1. Technical Field of the Invention
This invention relates to semiconductor memory devices and more particularly to non-volatile semiconductor memory devices using a ready/busy pin.
2. Description of the Related Art
In recent years, supply voltages for memory devices have been gradually lowered as integration densities become higher and the scaling-down of semiconductor memory devices continues. Consequently, it is now conventional to lower an external voltage to a predetermined voltage level that properly drives internal circuits of the memory device with the proper electrical conditions.
For the purpose of using the internal voltage into the internal circuits, many semiconductor memory devices, such as DRAM, SRAM, flash EEPROM, etc., have internal voltage generators therein. The semiconductor devices embedded within mobile systems conventionally include their own internal voltage generators in order to reduce the operative power consumption of the systems and to set appropriate levels of internal voltages lower than the external voltages.
It has thus become more important for memory devices embedded in mobile systems to operate with lower voltages and promote lengthening of battery life.

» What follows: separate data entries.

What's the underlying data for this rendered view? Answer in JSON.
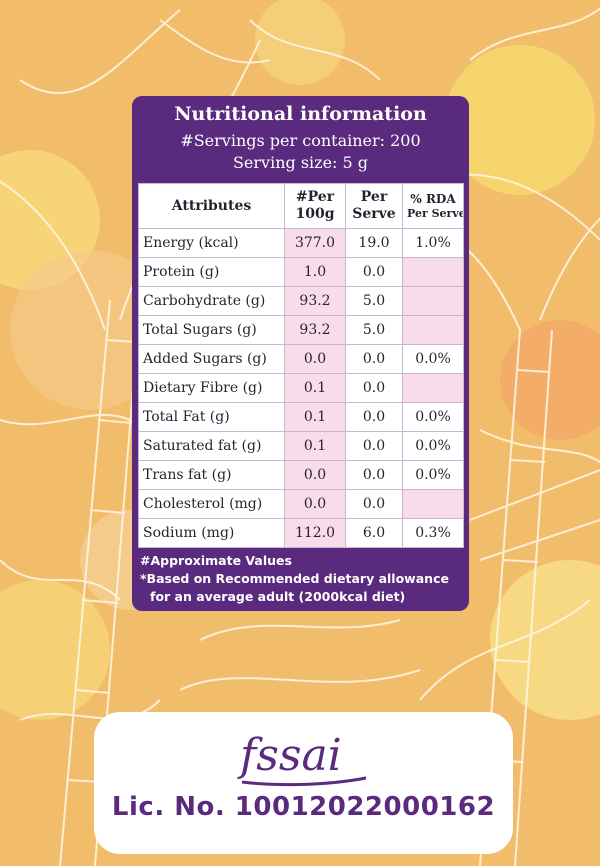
{
  "panel": {
    "title": "Nutritional information",
    "servings": "#Servings per container: 200",
    "serving_size": "Serving size: 5 g"
  },
  "table": {
    "headers": {
      "attributes": "Attributes",
      "per100_line1": "#Per",
      "per100_line2": "100g",
      "perserve_line1": "Per",
      "perserve_line2": "Serve",
      "rda_line1": "% RDA",
      "rda_line2": "Per Serve*"
    },
    "rows": [
      {
        "name": "Energy (kcal)",
        "per100g": "377.0",
        "perserve": "19.0",
        "rda": "1.0%"
      },
      {
        "name": "Protein (g)",
        "per100g": "1.0",
        "perserve": "0.0",
        "rda": ""
      },
      {
        "name": "Carbohydrate (g)",
        "per100g": "93.2",
        "perserve": "5.0",
        "rda": ""
      },
      {
        "name": "Total Sugars (g)",
        "per100g": "93.2",
        "perserve": "5.0",
        "rda": ""
      },
      {
        "name": "Added Sugars (g)",
        "per100g": "0.0",
        "perserve": "0.0",
        "rda": "0.0%"
      },
      {
        "name": "Dietary Fibre (g)",
        "per100g": "0.1",
        "perserve": "0.0",
        "rda": ""
      },
      {
        "name": "Total Fat (g)",
        "per100g": "0.1",
        "perserve": "0.0",
        "rda": "0.0%"
      },
      {
        "name": "Saturated fat (g)",
        "per100g": "0.1",
        "perserve": "0.0",
        "rda": "0.0%"
      },
      {
        "name": "Trans fat (g)",
        "per100g": "0.0",
        "perserve": "0.0",
        "rda": "0.0%"
      },
      {
        "name": "Cholesterol (mg)",
        "per100g": "0.0",
        "perserve": "0.0",
        "rda": ""
      },
      {
        "name": "Sodium (mg)",
        "per100g": "112.0",
        "perserve": "6.0",
        "rda": "0.3%"
      }
    ]
  },
  "footnotes": {
    "approx": "#Approximate Values",
    "rda_note_1": "*Based on Recommended dietary allowance",
    "rda_note_2": "for an average adult (2000kcal diet)"
  },
  "license": {
    "logo_text": "fssai",
    "text": "Lic. No. 10012022000162"
  },
  "colors": {
    "panel_purple": "#5a2a7f",
    "background_orange": "#f2bd6a",
    "cell_pink": "#f8dcea"
  }
}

The internal voltage generator typically brings a higher external voltage level down to a lower predetermined voltage level in a required time. In a basic procedure for settling the internal voltage, an external voltage is compared with a reference voltage to regularly establish a level of the internal voltage. The internal voltage may retain a constant voltage level by itself in a standby mode (or a sleep mode) of the device because there are no power transitions (or variations). But, when the memory device returns to an active mode from the standby mode, the internal voltage may accidentally drop or fluctuate because of dynamic power transitions and a multiplicity of operations by a number of internal circuit elements. Such variations of the internal voltage level may cause operational malfunctions.
Meanwhile, the power-up speed (or a setup time) of the internal voltage may be different from that of the external voltage in the internal voltage generator. Namely, the power-up speed of the external voltage is faster than that of the internal voltage, i.e., the internal voltage VINT has not reached its required voltage level yet even when the external voltage has already been set to an operable level. During this time, the internal voltage is in an unstable condition.
Referring to FIG. 1, at a time A, an external voltage VEXT has risen above a predetermined voltage VDET to a voltage level where the memory device is operable in a stable condition, hereinafter referred to as the “operation voltage level”. Although at time A the external voltage has surpassed the voltage VDET, an internal voltage VINT has not yet reached the operation voltage level VDET yet. The internal voltage VINT arrives at the operation voltage level VDET at a time B after a term TAB from the time A.
If a system simply checks a level of the external voltage VEXT at the time A where the external voltage VEXT is saturated, and then renders a memory device operable based only upon the external voltage VEXT, the memory device may be conditioned with functional instability because the internal voltage VINT has not yet reached the operation voltage level VDET.
Accordingly, for memory devices, the system needs to check whether the internal voltage VINT has reached the operation level or not.
Embodiments of the invention address these and other limitations of the conventional art.